135–136). Women report being impregnated, either mechanically or by sexual contact with aliens, and bearing alien/human hybrids (Hopkins 1987; Jacobs 1992; Fowler 1990; Thompson 1993, pp. 137–138).

Psychological evaluations of abductees have been carried out, and researchers have found them to be sane. In 1981, psychologist Dr. Elizabeth Slater tested and interviewed nine abductees without knowing anything about their UFO experiences. She found they were normal, although somewhat anxious (Slater 1983a, p. 18). After learning about their experiences, she reported: “The first and most critical question is whether our subjects’ reported experiences could be accounted for strictly on the basis of psychopathology, i.e., mental disorder. the answer is a firm no. ” Slater also concluded that the anxiety they displayed was what one might expect from an abduction experience, which she said could be characterized as “a trauma of major proportions.” She said that in this respect the abduction experience’s “psychological impact might be analogous to what one sees in crime victims or victims of natural disaster” (Slater 1983b, p. 33; Thompson 1993, p. 153).

Conclusions similar to those of Dr. Slater were reached by other psychiatrists and psychologists. In her studies, psychiatrist Rima Laibow found no evidence of psychosis in abductees. She did find symptoms of post traumatic sress disorder, and pointed out that PTSD normally occurs only in cases where people have undergone very stressful physical experiences.

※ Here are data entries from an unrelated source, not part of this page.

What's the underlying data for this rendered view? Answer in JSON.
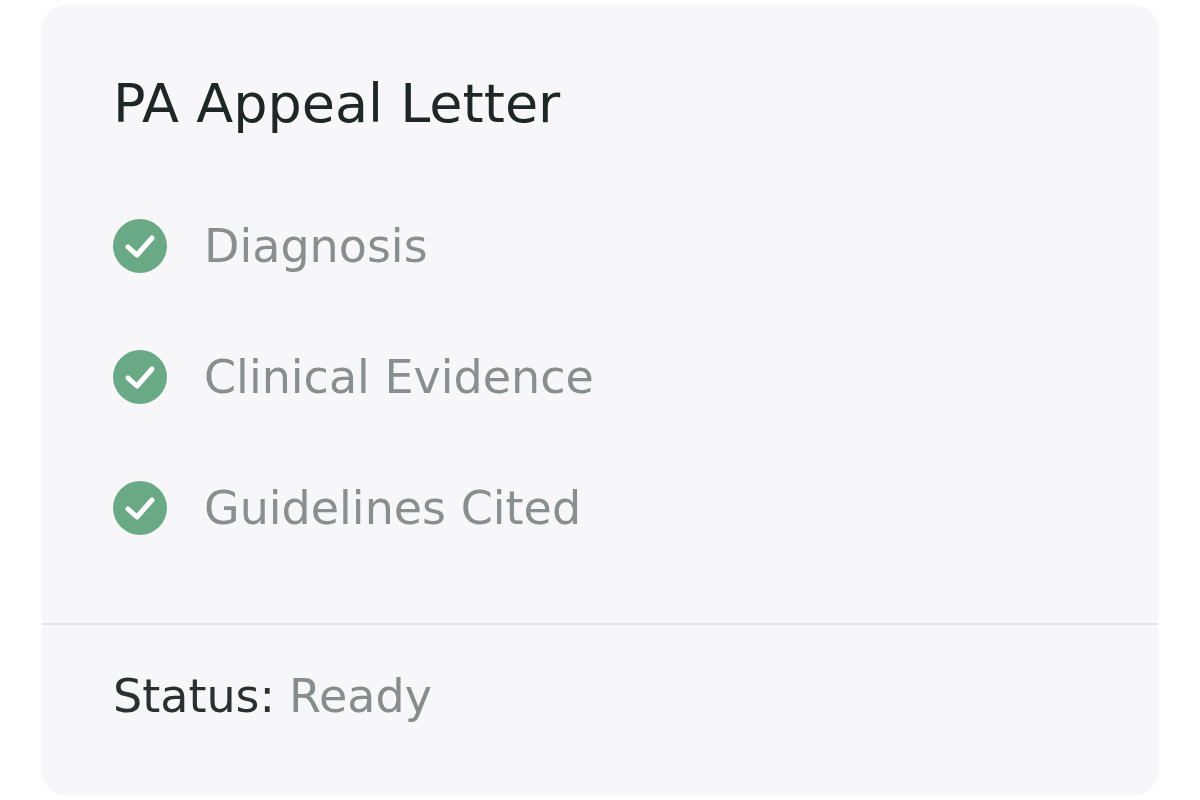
{
  "card": {
    "title": "PA Appeal Letter",
    "checklist": [
      {
        "label": "Diagnosis",
        "checked": true
      },
      {
        "label": "Clinical Evidence",
        "checked": true
      },
      {
        "label": "Guidelines Cited",
        "checked": true
      }
    ],
    "status": {
      "label": "Status:",
      "value": "Ready"
    }
  }
}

It normally does not occur in response to purely psychological events such as nightmares or hallucinations. Laibow also pointed out that psychotic fantasies tend to be bizarrely unique, whereas the abduction accounts were quite similar to each other (Conroy 1989, pp. 237–

240). Dr. Jean Mundy worked at St. Vincent’s Hospital in New York City as a senior clinical psychologist. In her studies of abductees, she, like Slater, found they were not psychotic and displayed classic symptoms of post traumatic stress disorder: “This is how people who have experienced terrible trauma react—people who were holocaust victims, or Vietnam veterans, or rape victims. We don’t know the nature of the trauma they experienced, but we know it’s not their imagination. It’s something that hit them from the outside, and in that sense it’s something ‘real’” (Stark 1990, p. 30; Thompson 1993, pp. 154–155).

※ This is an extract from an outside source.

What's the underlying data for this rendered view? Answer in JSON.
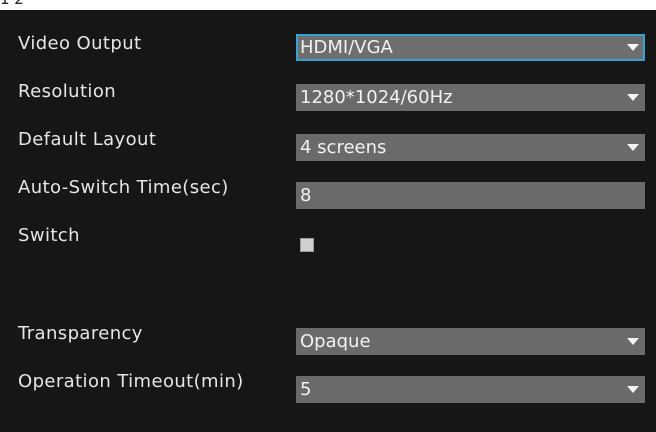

Dr. John E. Mack, a psychiatrist at Harvard University, got his introduction to abductee reports through UFO researcher Budd Hopkins. After studying some of the reports collected by Hopkins, Mack (1994, p.2) concluded they were genuine: “Most of the specific information that the abductees provided . . . had never been written about or shown in the media. Furthermore, these individuals were from many parts of the country and had not communicated with each other.” This seemed to rule out collusion and repetition of media stereotypes as an explanation for the similarity of the reports coming from these individuals. Mack (1994, p. 2) added: “They seemed in other respects quite sane, had come forth reluctantly, fearing the discrediting of their stories or outright ridicule they had encountered in the past. They had come to see Hopkins at considerable expense, and, with rare exceptions, had nothing to gain materially from telling their stories. . . . What Hopkins had encountered in the more than two hundred abduction cases he had seen over a fourteenyear period were reports of experiences that had the characteristics of real events: highly detailed narratives that seemed to have no obvious symbolic pattern; intense emotional and physical traumatic impact, sometimes leaving small lesions on the experiencers’ bodies; and consistency of stories down to the most minute details.”